Opinion
20-1383-cv
05-12-2021
FOR PLAINTIFFS-APPELLANTS: KEITH L. ALTMAN, Excolo Law, PLLC, Southfield, MI FOR DEFENDANT-APPELLEE: MARK S. CHEFFO (Rachel Passaretti-Wu, Mara Cusker Gonzalez, Lincoln Davis Wilson, on the brief), Dechert LLP, New York, NY; Michael H. McGinley, Dechert LLP, Philadelphia, PA
SUMMARY ORDER
RULINGS BY SUMMARY ORDER DO NOT HAVE PRECEDENTIAL EFFECT. CITATION TO A SUMMARY ORDER FILED ON OR AFTER JANUARY 1, 2007, IS PERMITTED AND IS GOVERNED BY FEDERAL RULE OF APPELLATE PROCEDURE 32.1 AND THIS COURT'S LOCAL RULE 32.1.1. WHEN CITING A SUMMARY ORDER IN A DOCUMENT FILED WITH THIS COURT, A PARTY MUST CITE EITHER THE FEDERAL APPENDIX OR AN ELECTRONIC DATABASE (WITH THE NOTATION "SUMMARY ORDER"). A PARTY CITING TO A SUMMARY ORDER MUST SERVE A COPY OF IT ON ANY PARTY NOT REPRESENTED BY COUNSEL.
At a stated term of the United States Court of Appeals for the Second Circuit, held at the Thurgood Marshall United States Courthouse, 40 Foley Square, in the City of New York, on the 12th day of May, two thousand twenty-one. PRESENT: PIERRE N. LEVAL, RAYMOND J. LOHIER, JR., Circuit Judges, GARY S. KATZMANN, Judge. FOR PLAINTIFFS-APPELLANTS: KEITH L. ALTMAN, Excolo Law, PLLC, Southfield, MI FOR DEFENDANT-APPELLEE: MARK S. CHEFFO (Rachel Passaretti-Wu, Mara Cusker Gonzalez, Lincoln Davis Wilson, on the brief), Dechert LLP, New York, NY; Michael H. McGinley, Dechert LLP, Philadelphia, PA
Judge Gary S. Katzmann, of the United States Court of International Trade, sitting by designation.

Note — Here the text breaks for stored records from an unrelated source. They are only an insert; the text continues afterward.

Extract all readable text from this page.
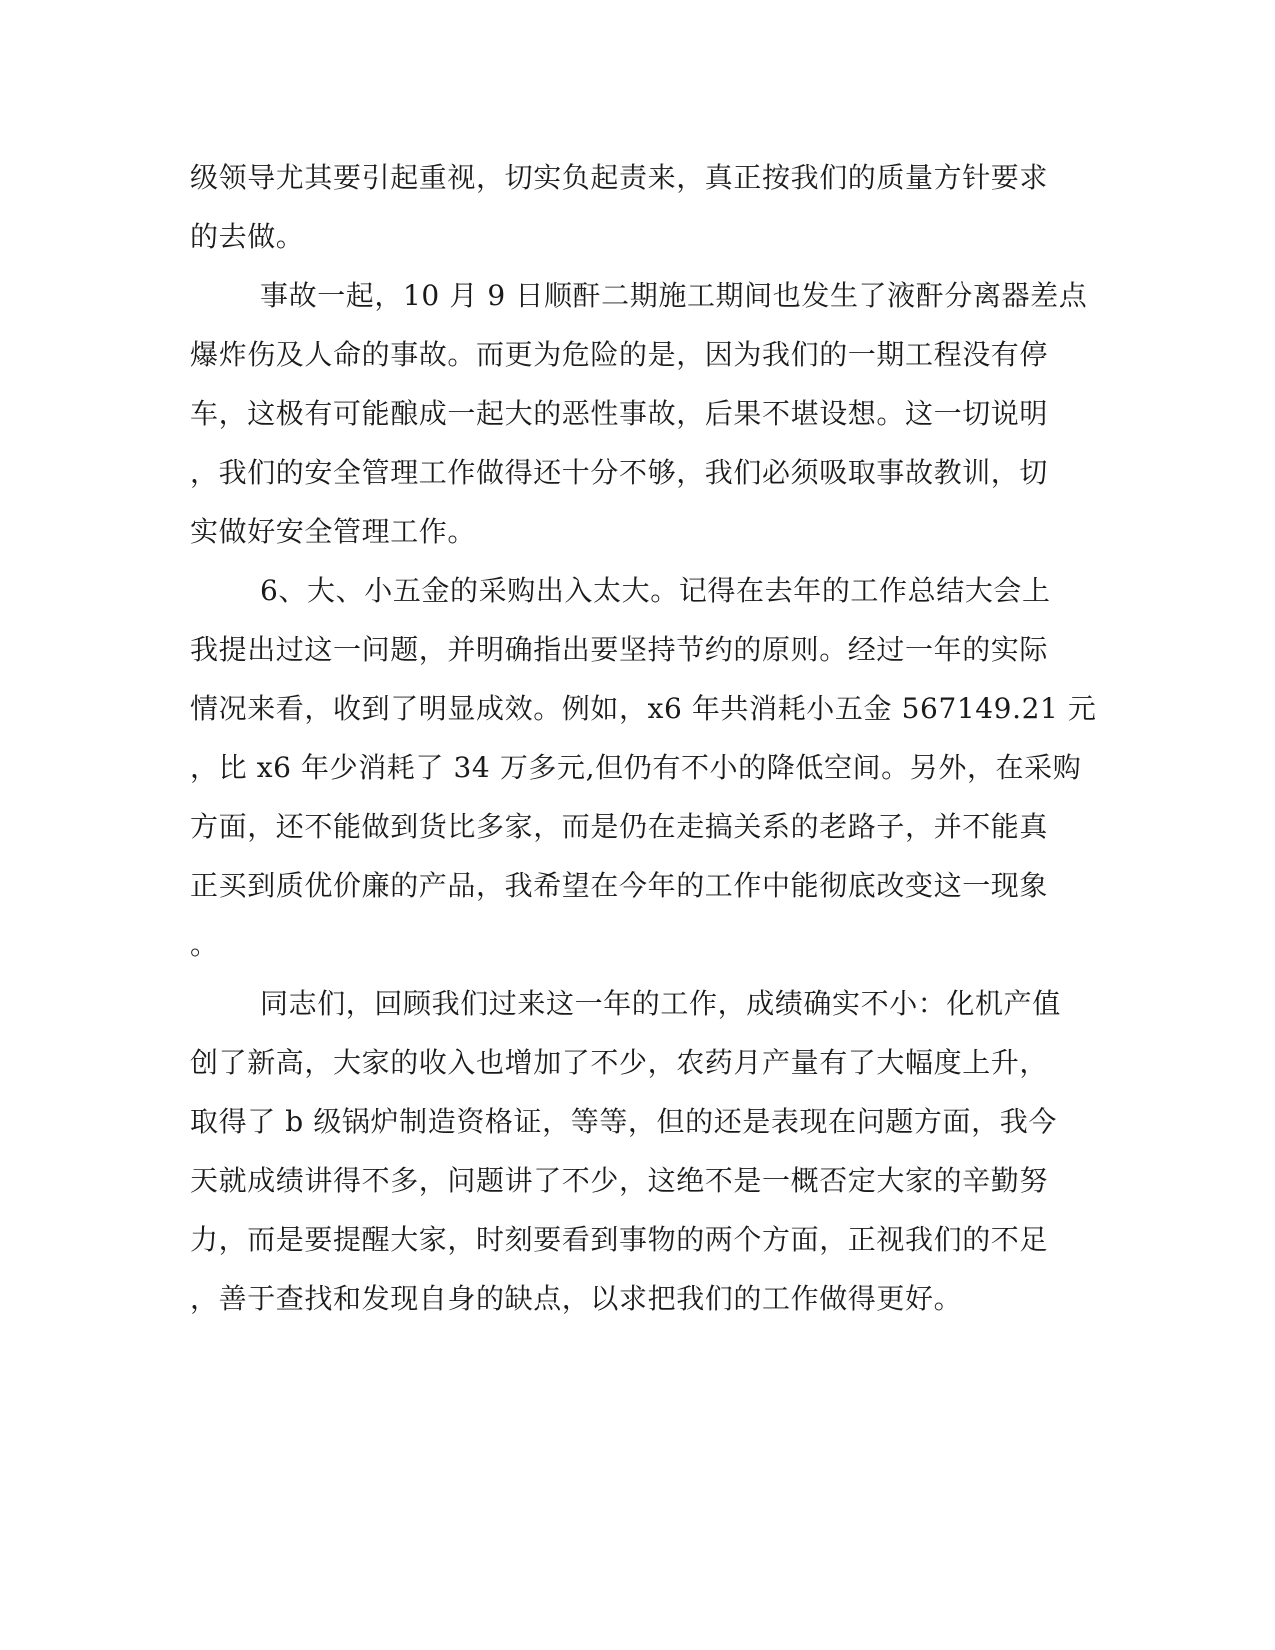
级领导尤其要引起重视，切实负起责来，真正按我们的质量方针要求
的去做。
事故一起，10 月 9 日顺酐二期施工期间也发生了液酐分离器差点
爆炸伤及人命的事故。而更为危险的是，因为我们的一期工程没有停
车，这极有可能酿成一起大的恶性事故，后果不堪设想。这一切说明
，我们的安全管理工作做得还十分不够，我们必须吸取事故教训，切
实做好安全管理工作。
6、大、小五金的采购出入太大。记得在去年的工作总结大会上
我提出过这一问题，并明确指出要坚持节约的原则。经过一年的实际
情况来看，收到了明显成效。例如，x6 年共消耗小五金 567149.21 元
，比 x6 年少消耗了 34 万多元,但仍有不小的降低空间。另外，在采购
方面，还不能做到货比多家，而是仍在走搞关系的老路子，并不能真
正买到质优价廉的产品，我希望在今年的工作中能彻底改变这一现象
。
同志们，回顾我们过来这一年的工作，成绩确实不小：化机产值
创了新高，大家的收入也增加了不少，农药月产量有了大幅度上升，
取得了 b 级锅炉制造资格证，等等，但的还是表现在问题方面，我今
天就成绩讲得不多，问题讲了不少，这绝不是一概否定大家的辛勤努
力，而是要提醒大家，时刻要看到事物的两个方面，正视我们的不足
，善于查找和发现自身的缺点，以求把我们的工作做得更好。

Appeal from a judgment of the United States District Court for the Southern District of New York (William H. Pauley III, Judge).
UPON DUE CONSIDERATION, IT IS HEREBY ORDERED, ADJUDGED, AND DECREED that the judgment of the District Court is AFFIRMED.
The Plaintiffs-Appellants appeal from the April 9, 2020 judgment of the District Court (Pauley, J.) dismissing their claims under New York law that the label of a drug manufactured by Defendant-Appellee Pfizer, Inc., Lipitor, does not adequately warn of a risk of type 2 diabetes. We assume the parties' familiarity with the underlying facts and prior record of proceedings, to which we refer only as necessary to explain our decision to affirm.
For substantially the reasons stated by the District Court in its April 7, 2020 opinion and order, we conclude that the Plaintiffs-Appellants' state-law failure-to-warn claims are preempted by federal law to the extent that they arose after February 2012, and that they are untimely to the extent that they arose before April 2016. Also for substantially the reasons stated by the District Court, we conclude that leave to amend the complaint is futile.
We have considered the Plaintiffs-Appellants' remaining arguments and conclude that they are without merit. For the foregoing reasons, the judgment of the District Court is AFFIRMED.